Mossey, whose work has appeared in the movie "White Noise" and the television series "Ghost Whisperer," played EVP samples. One clip included a man calling her crazy.
"It's very important to remember you're dealing with the afterlife. You're dealing with people and their personalities don't change when the go to the other side," she said. "People are people. For us, they're validating the continuance of life after death."
However, Mossey said not all EVP transmissions are the dead trying to communicate.
"There are imprints of words and feelings that are left behind. You have to realize that everything you say is out there."
A part of the proceeds from the conference go toward the Masons' restoration efforts at the former mansion that once belonged to the city's first mayor, A.C. Houghton.
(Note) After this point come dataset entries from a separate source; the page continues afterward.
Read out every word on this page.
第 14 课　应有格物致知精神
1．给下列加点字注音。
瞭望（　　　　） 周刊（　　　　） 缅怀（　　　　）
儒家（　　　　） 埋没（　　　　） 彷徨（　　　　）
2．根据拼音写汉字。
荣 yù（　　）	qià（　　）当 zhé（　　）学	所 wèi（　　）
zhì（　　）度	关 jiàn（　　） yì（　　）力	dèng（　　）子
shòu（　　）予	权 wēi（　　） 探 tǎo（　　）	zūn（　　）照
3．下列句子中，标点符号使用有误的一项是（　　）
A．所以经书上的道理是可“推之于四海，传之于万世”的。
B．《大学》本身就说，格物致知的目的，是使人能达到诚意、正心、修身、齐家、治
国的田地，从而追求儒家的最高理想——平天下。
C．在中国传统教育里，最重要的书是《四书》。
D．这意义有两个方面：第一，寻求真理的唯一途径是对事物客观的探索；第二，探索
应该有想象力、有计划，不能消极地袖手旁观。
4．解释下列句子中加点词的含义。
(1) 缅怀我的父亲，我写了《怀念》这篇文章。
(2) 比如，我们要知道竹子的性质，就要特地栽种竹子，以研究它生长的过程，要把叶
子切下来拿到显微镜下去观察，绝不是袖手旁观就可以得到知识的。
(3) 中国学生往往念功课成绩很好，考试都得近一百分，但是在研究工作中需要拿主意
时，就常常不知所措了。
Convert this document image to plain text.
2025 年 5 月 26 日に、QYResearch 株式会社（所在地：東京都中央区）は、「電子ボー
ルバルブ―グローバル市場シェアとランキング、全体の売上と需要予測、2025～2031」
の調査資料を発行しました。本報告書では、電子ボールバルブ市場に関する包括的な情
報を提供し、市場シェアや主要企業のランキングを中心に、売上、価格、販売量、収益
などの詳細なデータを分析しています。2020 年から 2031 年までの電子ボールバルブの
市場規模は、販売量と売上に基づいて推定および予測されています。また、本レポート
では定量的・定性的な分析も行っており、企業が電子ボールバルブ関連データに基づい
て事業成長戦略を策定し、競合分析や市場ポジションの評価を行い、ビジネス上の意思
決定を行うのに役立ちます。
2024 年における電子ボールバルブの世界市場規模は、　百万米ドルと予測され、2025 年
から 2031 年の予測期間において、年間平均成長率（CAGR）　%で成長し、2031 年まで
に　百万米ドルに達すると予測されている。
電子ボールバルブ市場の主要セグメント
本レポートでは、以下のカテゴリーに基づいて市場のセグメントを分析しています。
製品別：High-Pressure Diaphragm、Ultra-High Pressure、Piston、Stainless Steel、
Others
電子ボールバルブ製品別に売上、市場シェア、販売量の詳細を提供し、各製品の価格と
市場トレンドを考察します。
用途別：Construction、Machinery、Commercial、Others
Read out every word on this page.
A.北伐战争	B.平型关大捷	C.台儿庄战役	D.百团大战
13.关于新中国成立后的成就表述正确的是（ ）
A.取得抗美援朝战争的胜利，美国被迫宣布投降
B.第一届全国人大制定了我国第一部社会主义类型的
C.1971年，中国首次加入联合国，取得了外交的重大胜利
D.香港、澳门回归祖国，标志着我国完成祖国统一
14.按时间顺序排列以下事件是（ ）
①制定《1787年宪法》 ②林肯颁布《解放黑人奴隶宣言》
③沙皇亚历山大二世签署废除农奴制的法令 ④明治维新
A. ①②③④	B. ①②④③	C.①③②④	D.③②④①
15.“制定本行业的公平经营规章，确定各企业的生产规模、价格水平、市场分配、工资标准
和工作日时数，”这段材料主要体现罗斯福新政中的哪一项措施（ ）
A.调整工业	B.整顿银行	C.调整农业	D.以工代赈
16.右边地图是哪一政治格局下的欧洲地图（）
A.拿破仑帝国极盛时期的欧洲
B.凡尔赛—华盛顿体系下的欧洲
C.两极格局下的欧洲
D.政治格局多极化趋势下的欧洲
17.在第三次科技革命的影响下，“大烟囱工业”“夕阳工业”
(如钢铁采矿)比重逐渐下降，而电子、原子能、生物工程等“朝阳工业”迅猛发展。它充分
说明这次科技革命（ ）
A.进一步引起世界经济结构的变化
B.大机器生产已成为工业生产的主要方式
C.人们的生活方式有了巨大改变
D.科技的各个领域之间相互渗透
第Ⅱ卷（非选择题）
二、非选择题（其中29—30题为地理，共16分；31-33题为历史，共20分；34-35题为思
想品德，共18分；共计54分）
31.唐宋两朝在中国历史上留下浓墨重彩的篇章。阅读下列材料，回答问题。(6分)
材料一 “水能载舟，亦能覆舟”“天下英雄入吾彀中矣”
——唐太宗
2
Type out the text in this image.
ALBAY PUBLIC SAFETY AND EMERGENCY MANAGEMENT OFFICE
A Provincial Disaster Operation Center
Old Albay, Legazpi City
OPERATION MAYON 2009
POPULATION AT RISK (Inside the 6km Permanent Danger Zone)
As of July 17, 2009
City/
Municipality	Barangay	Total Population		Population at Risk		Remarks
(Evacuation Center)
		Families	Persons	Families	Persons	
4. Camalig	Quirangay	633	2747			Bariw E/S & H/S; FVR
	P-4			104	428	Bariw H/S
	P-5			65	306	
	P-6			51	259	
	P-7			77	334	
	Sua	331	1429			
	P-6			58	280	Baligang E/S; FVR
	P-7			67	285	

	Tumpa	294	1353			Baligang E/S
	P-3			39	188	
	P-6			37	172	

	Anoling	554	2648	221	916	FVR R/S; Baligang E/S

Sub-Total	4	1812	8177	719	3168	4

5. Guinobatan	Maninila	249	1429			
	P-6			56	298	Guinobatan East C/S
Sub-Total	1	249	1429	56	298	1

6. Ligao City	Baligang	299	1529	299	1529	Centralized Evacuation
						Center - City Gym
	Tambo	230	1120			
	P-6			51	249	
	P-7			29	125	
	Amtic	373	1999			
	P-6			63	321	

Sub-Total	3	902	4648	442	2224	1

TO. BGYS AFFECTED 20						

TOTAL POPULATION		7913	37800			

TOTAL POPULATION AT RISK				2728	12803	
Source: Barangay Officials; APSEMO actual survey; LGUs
Masons Nicholas and Joshua Mantello, who founded Berkshire Paranormal, believe the spirits of Houghton and his daughter, Mary, and family chauffeur John Widders, still roam the halls of the mansion. The three are linked to a tragic 1914 accident, in which Mary was killed.
"In 1914, the Houghtons purchased a Pierce Arrow touring car. It sat nine passengers," local historian Paul Marino said. "On Aug. 1, 1914, Mr. Houghton decided to take a pleasure drive to Bennington. Mr. Houghton and Mary were joined by Dr. and Mrs. Hutton of New York City."
He said the party left the city at about 9 a.m. that morning and by 9:30 had reached Oak Hill Road in Pownal.
"One of the written accounts refers to it as the daunting Oak Hill Road, when actually it's a gentle grade about a 1/2 mile from Pownal Center. But as the story goes, the car came to a point where the road was being worked on. On the right side of the road, a team of horses was approaching," Marino said.
Apparently, Widders was traveling 12 miles per hour when he overcompensated and gave the horse team room to pass. Coming too close to the road's left shoulder, he could not navigate the upcoming corner and rolled the car down an embankment three times.
"All of the men escaped with minor injuries. Sibyl Hutton was killed instantly when the car rolled on her. Mary, the only one not ejected from the car, was taken to North Adams Regional Hospital," Marino said.
Mary died later that day. Widders, overcome with grief, would commit suicide several days later. Mary's father, seemingly giving up, died Aug. 11.
Conference participants also had a chance to roam the mansion over the weekend.